眉間へ伸びるそれをかわし、身構えるウィンダイナ。その前に、炎の壁を得物で割り裂いたナハトが躍り出る。
「そこをどけ!」
行く手を阻むナハトへ怒鳴りつけるウィンダイナ。だがナハトは口の端を吊り上げて鉤爪付きの左手を差し伸べる。
「そう言うな、我と今一度、燃える様な時を過ごそうではないか?」
踊りへ誘うような、ナハトの芝居ががった仕草。それをウィンダイナは右手を振って拒絶する。
「断る! 私は一刻も早く奴を追いかけ無くてはならないんだッ!!」
誘いを袖にされたナハトは軽く肩を掠めて鼻を鳴らす。
「そうか……残念……」
言いながら右手に持った杖を傾けて握り手の中を滑らせる。
「だッ!」
そして言い切ると同時に石突の当たりを握り、横薙ぎに振るう。
「キアッ!!」
しかしウィンダイナは気を吐いて左手から迫る炎の杖を右掌で弾く。そして腰だめに固めた左拳をナハトの鳩尾へ叩きこむ。
「がふッ!?」
大きく吹き飛んで背中から倒れ、得物を取り落とすナハト。それを見据えながら、ウィンダイナは再び左手を腰に持って行き、右腕でV字を描くようにして左頬の横で拳を握る。固めた拳が軋むと同時に、左手で右拳を撫でて光を灯し、ちょうど左右反転させた構えを取る。
「イィヤアッ!!」
そして起き上がりかけたナハトを目がけ、両足を揃えて跳躍。
「クッ……杖を……ッ!?」
「キィイアアアアアアッ!!」
落とした杖を拾おうと手を伸ばしたナハトの胸に、輝く烈風を纏った拳が突き刺さる。
「アッ、ガァッ!?」
胸を穿つ二発目の拳に、苦悶の声を上げて吹き飛ぶナハト。地面をもんどりうって転がるナハトから目を外さず、ウィンダイナは右手をベルトのバックルへ翳し、再び光を灯したそれで右脛を叩く。瞬間、右足を中心に輝く旋風が巻き起こり、それに乗る様にウィンダイナは両足を揃えて跳ぶ。
「キィイアアアアアアアアアアッ!!」
そして裂帛の気合と共に、風纏う蹴り足を突き出して、ナハトへ急降下。全体重と跳躍の勢いを上乗せした飛び込み蹴りが激突。同時に暴風が吹き荒れてナハトを吹き飛ばす。
「うぅあああああああああああああああッ!?」
『わ、あああああああああああああッ!?』
長い悲鳴の尾を引いて、アムと共に宙を舞うナハト。その一方でウィンダイナは蹴りの反動に乗って宙返り、片手片膝をついて着地する。

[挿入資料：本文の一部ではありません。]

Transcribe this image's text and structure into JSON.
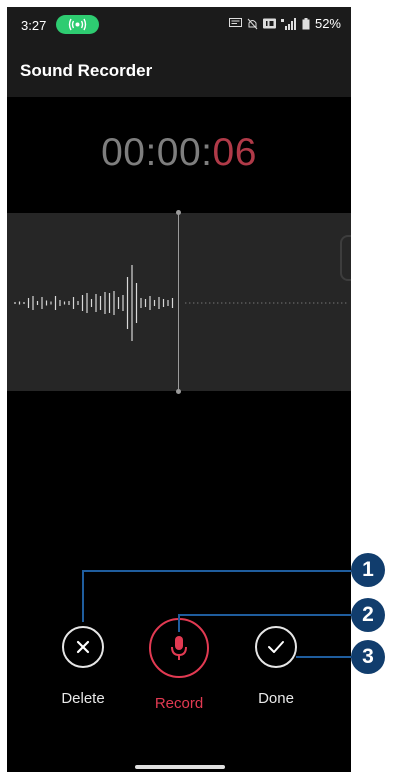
{
  "status_bar": {
    "time": "3:27",
    "battery": "52%"
  },
  "app_bar": {
    "title": "Sound Recorder"
  },
  "timer": {
    "base": "00:00:",
    "seconds": "06"
  },
  "controls": {
    "delete_label": "Delete",
    "record_label": "Record",
    "done_label": "Done"
  },
  "callouts": [
    "1",
    "2",
    "3"
  ],
  "colors": {
    "accent": "#e23a52",
    "background": "#000000",
    "panel": "#262626",
    "callout": "#113d6d"
  }
}
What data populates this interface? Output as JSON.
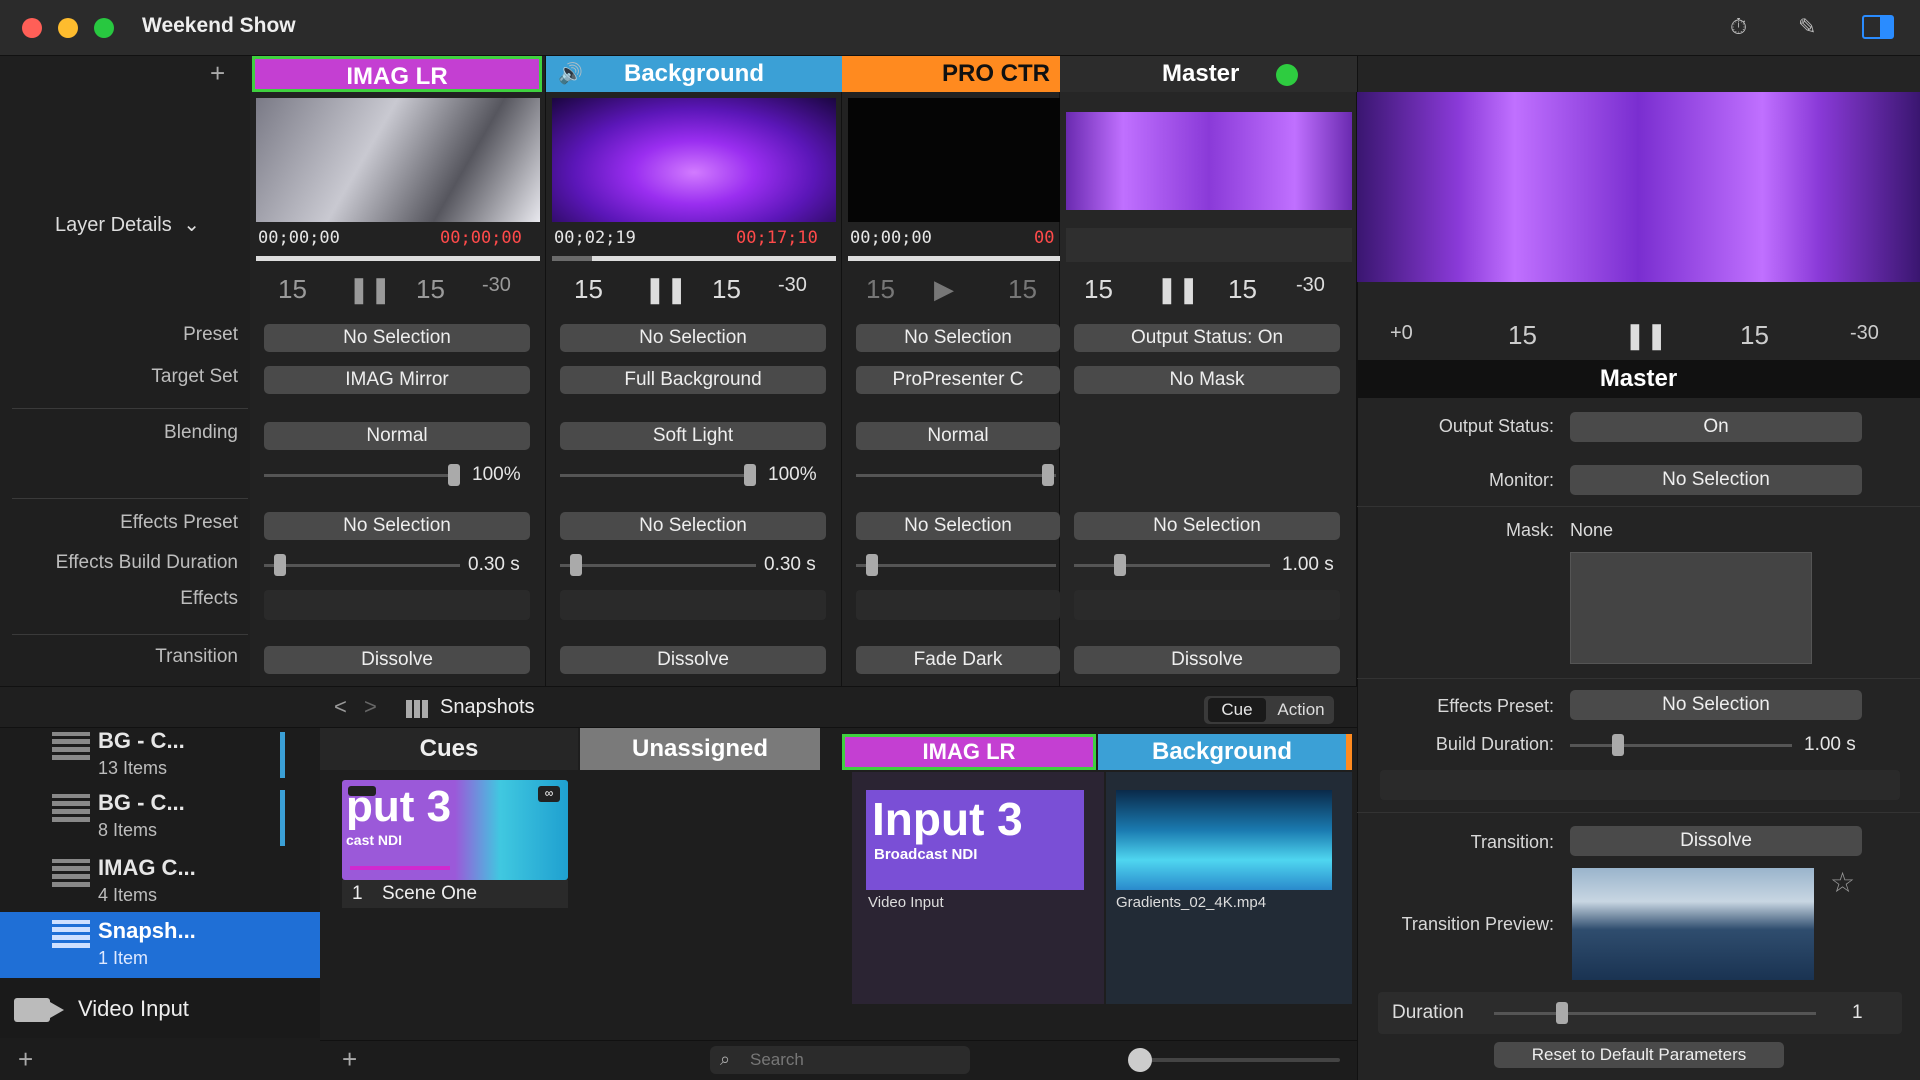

ナハト達の姿が見えなくなると同時に、ウィンダイナの銀の装甲が風に解け、セーラー服姿の裕香が姿を現す。
『ゆ、ユウカ!?』
心配そうに寄ってくるルクス。そんな相棒の姿に、裕香は片手を支えに立ち上がりながら口元を緩めて頷く。
「大丈夫。それより、孝くんを乗っ取ったアイツを追わなくちゃ」
裕香はそう言ってルクスを抱き寄せると、右の肩に乗せて偽ウィンダイナの逃げた方角へ向けて走り出した。